7.6. OpenCL kernel caching

OpenCL kernels are cached in memory and on hard disk on multiple levels during a MIRGE-Com execution. This has the advantage of reducing the compilation time of kernels when running the same driver multiple times.

The following sections discuss MIRGE-Com-related packages that use caching, with a focus on configuring the disk-based caching.

Note

The following bash code can be used to remove all disk caches used by MIRGE-Com on Linux and MacOS:

$ rm -rf $XDG_CACHE_HOME/pytools/pdict* ~/.cache/pytools/pdict* ~/Library/Caches/pytools/pdict*  $XDG_CACHE_HOME/pyopencl ~/.cache/pyopencl  ~/Library/Caches/pyopencl $POCL_CACHE_DIR $XDG_CACHE_HOME/pocl ~/.cache/pocl ~/.nv/ComputeCache $CUDA_CACHE_PATH

Note

The following bash code can be used to disable all disk caches:

$ export LOOPY_NO_CACHE=1
$ export PYOPENCL_NO_CACHE=1
$ export POCL_KERNEL_CACHE=0
$ export CUDA_CACHE_DISABLE=1

Note

Disabling disk caching for a specific package only affects that particular package. For example, disabling disk caching for loopy does not affect the caching behavior of pyopencl or PoCL.

7.6.1. Loopy

loopy stores the source of generated PyOpenCL kernels and their invokers in $XDG_CACHE_HOME/pytools/pdict-*-loopy by default.

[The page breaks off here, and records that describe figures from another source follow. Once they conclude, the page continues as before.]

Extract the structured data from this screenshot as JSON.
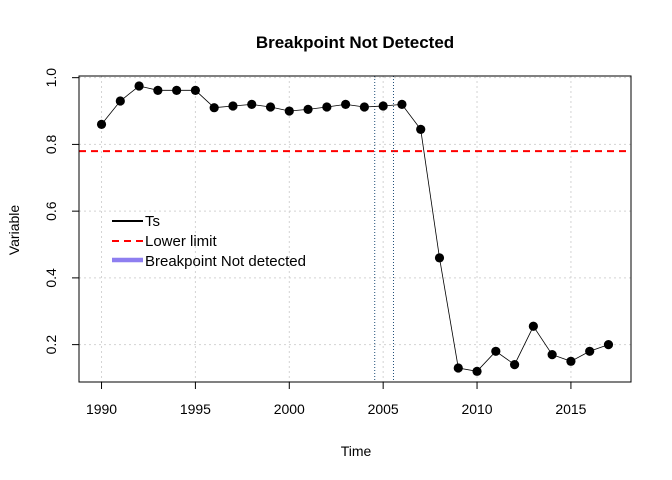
{
  "chart_data": {
    "type": "line",
    "title": "Breakpoint Not Detected",
    "xlabel": "Time",
    "ylabel": "Variable",
    "xlim": [
      1988.8,
      2018.2
    ],
    "ylim": [
      0.088,
      1.005
    ],
    "x_ticks": [
      1990,
      1995,
      2000,
      2005,
      2010,
      2015
    ],
    "y_ticks": [
      0.2,
      0.4,
      0.6,
      0.8,
      1.0
    ],
    "x_tick_labels": [
      "1990",
      "1995",
      "2000",
      "2005",
      "2010",
      "2015"
    ],
    "y_tick_labels": [
      "0.2",
      "0.4",
      "0.6",
      "0.8",
      "1.0"
    ],
    "grid": true,
    "series": [
      {
        "name": "Ts",
        "color": "#000000",
        "x": [
          1990,
          1991,
          1992,
          1993,
          1994,
          1995,
          1996,
          1997,
          1998,
          1999,
          2000,
          2001,
          2002,
          2003,
          2004,
          2005,
          2006,
          2007,
          2008,
          2009,
          2010,
          2011,
          2012,
          2013,
          2014,
          2015,
          2016,
          2017
        ],
        "y": [
          0.86,
          0.93,
          0.975,
          0.962,
          0.962,
          0.962,
          0.91,
          0.915,
          0.92,
          0.912,
          0.9,
          0.905,
          0.912,
          0.92,
          0.912,
          0.915,
          0.92,
          0.845,
          0.46,
          0.13,
          0.12,
          0.18,
          0.14,
          0.255,
          0.17,
          0.15,
          0.18,
          0.2
        ]
      }
    ],
    "reference_lines": [
      {
        "name": "Lower limit",
        "orientation": "horizontal",
        "value": 0.78,
        "color": "#ff0000",
        "style": "dashed"
      },
      {
        "orientation": "vertical",
        "value": 2004.55,
        "color": "#1f4e79",
        "style": "dotted"
      },
      {
        "orientation": "vertical",
        "value": 2005.55,
        "color": "#1f4e79",
        "style": "dotted"
      }
    ],
    "legend": {
      "placement": "left-middle",
      "entries": [
        {
          "label": "Ts",
          "color": "#000000",
          "style": "solid"
        },
        {
          "label": "Lower limit",
          "color": "#ff0000",
          "style": "dashed"
        },
        {
          "label": "Breakpoint Not detected",
          "color": "#7b68ee",
          "style": "thick"
        }
      ]
    }
  }
}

You can export LOOPY_NO_CACHE=1 to disable caching. See here for details.

Note

loopy uses pytools.persistent_dict.PersistentDict for caching. PersistentDict also keeps an in-memory cache.

Note

When $XDG_CACHE_HOME is not set, the cache dir defaults to ~/.cache on Linux and ~/Library/Caches/ on MacOS.

7.6.2. PyOpenCL

pyopencl caches in $XDG_CACHE_HOME/pyopencl (kernel source code and binaries returned by the OpenCL runtime) and $XDG_CACHE_HOME/pytools/pdict-*-pyopencl (invokers, generated source code) by default. You can export PYOPENCL_NO_CACHE=1 to disable caching. See here for details.

Note

PyOpenCL does not cache kernel binaries in memory by default. To keep the compiled version of a kernel in memory, simply retain the pyopencl.Program or pyopencl.Kernel objects. Loopy’s loopy.LoopKernel already holds handles to compiled pyopencl.Kernel objects.

Note

PyOpenCL uses clCreateProgramWithSource on the first compilation and caches the OpenCL binary it retrieves. The second time the same source is compiled, it uses clCreateProgramWithBinary to hand the binary to the CL runtime (such as PoCL). This can lead to different caching behaviors on the first three compilations depending on how the CL runtime itself performs caching.

7.6.3. PoCL

PoCL stores compilation results (LLVM bitcode and shared libraries) in $POCL_CACHE_DIR or $XDG_CACHE_HOME/pocl by default. You can export POCL_KERNEL_CACHE=0 to disable caching. See here for details.

Note

When $POCL_CACHE_DIR and $XDG_CACHE_HOME are not set, PoCL’s cache dir defaults to ~/.cache/pocl on Linux and MacOS.

7.6.4. CUDA

CUDA stores binary kernels in ~/.nv/ComputeCache (on Linux only, we do not support CUDA devices on MacOS) by default. You can export CUDA_CACHE_DISABLE=1 to disable caching, and select a different cache directory with CUDA_CACHE_PATH. See here for details.

Warning

The CUDA JIT cache is disabled by default on Lassen, i.e., CUDA_CACHE_DISABLE=1 is set by default. Source: email by J. Gyllenhaal on 03/12/2020.